La vita sa sempre sorprendermi.

“C’era una volta, una nuvoletta che galleggiava nell’aria di una casa dove viveva una bambina di nome Giulia.

Quella nuvoletta era legata ad un palloncino con un filo, così il palloncino, salendo verso il soffitto, la tirava su.

Ma lei era triste perché non voleva restare chiusa in un appartamento; ma voleva volare libera nel cielo.

Allora chiese alla bambina di aiutarla.

La bambina la prese per il filo, la portò in camera sua, e le disse che, anche se non poteva volare libera nel cielo, avrebbe sempre avuto un’amica con cui giocare”.

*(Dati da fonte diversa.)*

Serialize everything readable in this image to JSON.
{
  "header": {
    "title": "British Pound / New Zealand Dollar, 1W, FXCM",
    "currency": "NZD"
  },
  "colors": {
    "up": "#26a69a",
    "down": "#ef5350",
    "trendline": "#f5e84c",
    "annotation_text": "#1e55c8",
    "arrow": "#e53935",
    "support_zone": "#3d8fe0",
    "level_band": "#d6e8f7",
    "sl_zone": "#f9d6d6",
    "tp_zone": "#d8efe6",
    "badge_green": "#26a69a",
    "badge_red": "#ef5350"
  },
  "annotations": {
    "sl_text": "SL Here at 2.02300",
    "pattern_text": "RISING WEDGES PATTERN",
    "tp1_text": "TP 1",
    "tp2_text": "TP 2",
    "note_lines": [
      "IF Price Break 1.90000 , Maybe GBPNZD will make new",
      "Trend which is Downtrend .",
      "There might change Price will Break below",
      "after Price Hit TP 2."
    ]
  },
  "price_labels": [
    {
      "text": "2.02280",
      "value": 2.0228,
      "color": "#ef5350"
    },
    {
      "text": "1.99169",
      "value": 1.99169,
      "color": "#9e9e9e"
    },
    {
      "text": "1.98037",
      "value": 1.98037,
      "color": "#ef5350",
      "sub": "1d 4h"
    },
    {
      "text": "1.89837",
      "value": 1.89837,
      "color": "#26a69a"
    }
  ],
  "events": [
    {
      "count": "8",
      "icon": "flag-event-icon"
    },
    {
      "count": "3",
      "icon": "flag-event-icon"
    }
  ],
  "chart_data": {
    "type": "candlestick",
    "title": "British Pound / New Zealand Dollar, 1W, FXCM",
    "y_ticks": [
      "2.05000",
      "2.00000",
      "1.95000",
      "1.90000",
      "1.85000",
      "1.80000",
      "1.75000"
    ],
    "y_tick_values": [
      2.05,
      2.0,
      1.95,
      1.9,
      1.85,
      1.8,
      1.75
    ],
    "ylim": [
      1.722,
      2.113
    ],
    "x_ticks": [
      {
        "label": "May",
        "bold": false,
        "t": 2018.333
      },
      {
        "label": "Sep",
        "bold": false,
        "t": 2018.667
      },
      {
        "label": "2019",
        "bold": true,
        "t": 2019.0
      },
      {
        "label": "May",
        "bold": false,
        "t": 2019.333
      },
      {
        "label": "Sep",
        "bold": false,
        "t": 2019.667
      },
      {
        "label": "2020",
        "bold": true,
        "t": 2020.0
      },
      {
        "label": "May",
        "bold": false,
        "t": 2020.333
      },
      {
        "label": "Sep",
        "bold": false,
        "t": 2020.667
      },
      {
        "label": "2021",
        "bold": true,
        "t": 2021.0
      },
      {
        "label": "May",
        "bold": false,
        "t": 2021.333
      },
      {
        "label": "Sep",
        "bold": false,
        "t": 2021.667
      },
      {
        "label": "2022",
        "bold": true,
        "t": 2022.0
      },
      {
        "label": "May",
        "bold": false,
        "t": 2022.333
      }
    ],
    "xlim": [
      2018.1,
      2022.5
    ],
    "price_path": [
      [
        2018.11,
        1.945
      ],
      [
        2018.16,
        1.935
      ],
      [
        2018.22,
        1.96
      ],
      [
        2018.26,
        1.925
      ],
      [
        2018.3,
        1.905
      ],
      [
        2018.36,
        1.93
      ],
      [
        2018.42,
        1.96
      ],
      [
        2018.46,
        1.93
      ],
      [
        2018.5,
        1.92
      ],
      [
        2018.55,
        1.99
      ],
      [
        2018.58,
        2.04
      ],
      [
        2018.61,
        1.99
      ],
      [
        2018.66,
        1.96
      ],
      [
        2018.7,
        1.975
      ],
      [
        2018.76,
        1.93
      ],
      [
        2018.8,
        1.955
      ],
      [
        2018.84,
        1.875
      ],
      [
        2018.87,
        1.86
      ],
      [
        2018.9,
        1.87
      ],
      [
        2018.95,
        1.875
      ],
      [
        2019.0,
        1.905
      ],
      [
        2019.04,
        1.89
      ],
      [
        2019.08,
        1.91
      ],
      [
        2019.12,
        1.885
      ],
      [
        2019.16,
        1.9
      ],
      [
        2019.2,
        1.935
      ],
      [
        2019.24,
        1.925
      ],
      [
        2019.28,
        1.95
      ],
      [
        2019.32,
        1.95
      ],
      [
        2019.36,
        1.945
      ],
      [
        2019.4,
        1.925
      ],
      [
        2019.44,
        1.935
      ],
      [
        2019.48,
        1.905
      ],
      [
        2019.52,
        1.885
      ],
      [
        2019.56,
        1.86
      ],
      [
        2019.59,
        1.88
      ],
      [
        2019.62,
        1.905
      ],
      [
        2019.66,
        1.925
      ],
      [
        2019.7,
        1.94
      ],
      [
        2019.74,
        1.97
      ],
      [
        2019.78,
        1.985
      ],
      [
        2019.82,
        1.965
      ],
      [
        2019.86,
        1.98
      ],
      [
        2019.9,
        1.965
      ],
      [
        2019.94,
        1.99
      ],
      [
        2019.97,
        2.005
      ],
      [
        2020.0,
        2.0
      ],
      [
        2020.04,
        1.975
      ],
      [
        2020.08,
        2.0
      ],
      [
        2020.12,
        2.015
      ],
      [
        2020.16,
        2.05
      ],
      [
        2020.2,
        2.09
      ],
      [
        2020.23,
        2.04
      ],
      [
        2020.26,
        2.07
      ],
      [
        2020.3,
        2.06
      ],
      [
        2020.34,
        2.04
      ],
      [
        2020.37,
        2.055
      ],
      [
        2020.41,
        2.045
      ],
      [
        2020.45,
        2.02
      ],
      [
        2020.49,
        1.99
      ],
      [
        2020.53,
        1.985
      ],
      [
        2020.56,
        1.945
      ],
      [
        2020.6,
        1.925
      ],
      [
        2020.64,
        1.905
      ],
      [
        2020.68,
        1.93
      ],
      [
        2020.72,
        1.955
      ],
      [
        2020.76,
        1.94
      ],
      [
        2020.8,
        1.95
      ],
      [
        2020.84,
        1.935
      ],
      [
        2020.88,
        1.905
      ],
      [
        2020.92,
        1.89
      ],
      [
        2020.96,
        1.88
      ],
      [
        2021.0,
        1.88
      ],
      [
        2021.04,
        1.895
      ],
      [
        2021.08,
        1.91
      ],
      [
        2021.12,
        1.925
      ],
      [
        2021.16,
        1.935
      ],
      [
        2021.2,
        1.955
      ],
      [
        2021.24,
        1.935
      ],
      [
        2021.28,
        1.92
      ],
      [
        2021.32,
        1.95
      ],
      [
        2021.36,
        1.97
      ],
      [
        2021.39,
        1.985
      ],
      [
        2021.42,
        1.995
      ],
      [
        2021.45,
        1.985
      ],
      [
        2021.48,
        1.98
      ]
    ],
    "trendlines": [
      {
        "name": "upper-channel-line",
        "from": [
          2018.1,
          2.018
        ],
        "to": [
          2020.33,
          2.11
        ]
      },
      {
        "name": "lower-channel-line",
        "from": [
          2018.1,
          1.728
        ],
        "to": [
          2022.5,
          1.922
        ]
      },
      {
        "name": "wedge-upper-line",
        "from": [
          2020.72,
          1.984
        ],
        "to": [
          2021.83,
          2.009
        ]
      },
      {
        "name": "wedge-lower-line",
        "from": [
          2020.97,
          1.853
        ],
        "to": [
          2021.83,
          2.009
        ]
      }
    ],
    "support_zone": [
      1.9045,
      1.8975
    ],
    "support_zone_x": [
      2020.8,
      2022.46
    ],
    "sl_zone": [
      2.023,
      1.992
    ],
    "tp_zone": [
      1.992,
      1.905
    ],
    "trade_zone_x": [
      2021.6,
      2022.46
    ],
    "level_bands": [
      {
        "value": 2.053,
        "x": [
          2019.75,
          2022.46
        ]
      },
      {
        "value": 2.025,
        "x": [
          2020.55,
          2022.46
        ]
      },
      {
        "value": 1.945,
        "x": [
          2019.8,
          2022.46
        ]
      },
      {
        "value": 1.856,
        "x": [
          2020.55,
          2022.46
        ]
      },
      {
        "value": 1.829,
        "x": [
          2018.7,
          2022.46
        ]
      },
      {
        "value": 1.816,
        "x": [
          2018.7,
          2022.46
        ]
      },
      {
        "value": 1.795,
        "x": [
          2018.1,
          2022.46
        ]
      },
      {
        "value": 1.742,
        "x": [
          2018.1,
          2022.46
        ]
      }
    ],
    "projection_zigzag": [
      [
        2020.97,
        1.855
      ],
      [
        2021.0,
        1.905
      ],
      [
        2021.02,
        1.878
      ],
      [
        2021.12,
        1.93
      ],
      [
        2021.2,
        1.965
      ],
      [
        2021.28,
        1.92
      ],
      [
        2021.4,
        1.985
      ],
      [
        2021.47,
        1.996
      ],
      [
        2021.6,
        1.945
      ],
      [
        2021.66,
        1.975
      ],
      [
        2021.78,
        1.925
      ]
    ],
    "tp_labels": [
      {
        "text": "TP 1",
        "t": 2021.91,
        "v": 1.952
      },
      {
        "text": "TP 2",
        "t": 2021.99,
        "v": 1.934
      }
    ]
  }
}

Fine della favola che la sottoscritta raccontava a Bambola mentre la tenera frugoletta faceva colazione questa mattina.

Ciò che in vero (e lo posso giurare) è accaduto realmente di lì a pochi minuti, è quanto segue.

In casa ad un certo punto, si sa, era arrivato lui:

foto

Poi la fantasia della mamma (cioè io) aveva prodotto lei,  ovvero una simpatica nuvoletta in lana subito battezzata “Mom-mo-le-tttta”:

foto-3

Poi Mommoletta e Babbapapà si sono uniti in matrimonio tramite in complicatissimo sistema di contrappesi e micro-zavorre appositamente studiato (dal papà) per consentire l’autonoma quanto leggiadra e lentissima deambulazione del risultante marchingegno in giro per il soffitto della casa:

foto-3

(standing ovation per la poeticità della situazione please)

Ora il caso ha voluto che, dando concretezza alla profezia poc’anzi raccontata, Mommoletta e quell’infingardo di Babbapapà, non appena la sottoscritta si è fugacemente distratta lasciando temporaneamente la finestra del soggiorno aperta, se la siano bel belli e placidi, elegantemente svignata, varcando in silenzio la soglia e puntando, finalmente liberi, verso il frizzante cielo invernale.

Spinti da un vivido anelito di libertà e da una serie di micro correnti che solo il complicato sistema di contrappesi del marchingegno e l’elio in esso contenuto hanno saputo cogliere, utilizzare e sfruttare, hanno in silenzio conquistato una vita libera.

Mommoletta e Bappapaà sono evasi questa mattina;

non si sa bene a che ora.

Fatto sta che a un certo punto, girando per casa e cercandoli in ogni dove, non si sono più trovati.

E, devo dire, la casa senza di loro era solitaria e triste.

Abbiamo ricostruito la dinamica dei fatti solo dopo, a mente lucida e dopo attenta indagine investigativa.

Mommoletta e Babbapapà ora, sono certa, se la stanno godendo lassù, ormai lontani da noi poveri mortali, diretti verso terre lontane ed esotiche, dove sicuramente potranno coronare tutti i loro sogni.

Di qualunque genere essi siano.

.

Da oggi in poi, quando uscirò in passeggiata con i cani, guarderò il cielo proprio come ho fatto questa sera, e penserò a quei due cuori vaganti.

E alla faccia che farà il passante che a un certo punto camminerà per strada e si ritroverà accanto, ad altezza naso, una nuvola legata a un filo, poi guarderà un po’ più in su seguendo quel filo, e troverà un palloncino rosa che lo saluterà con la manina.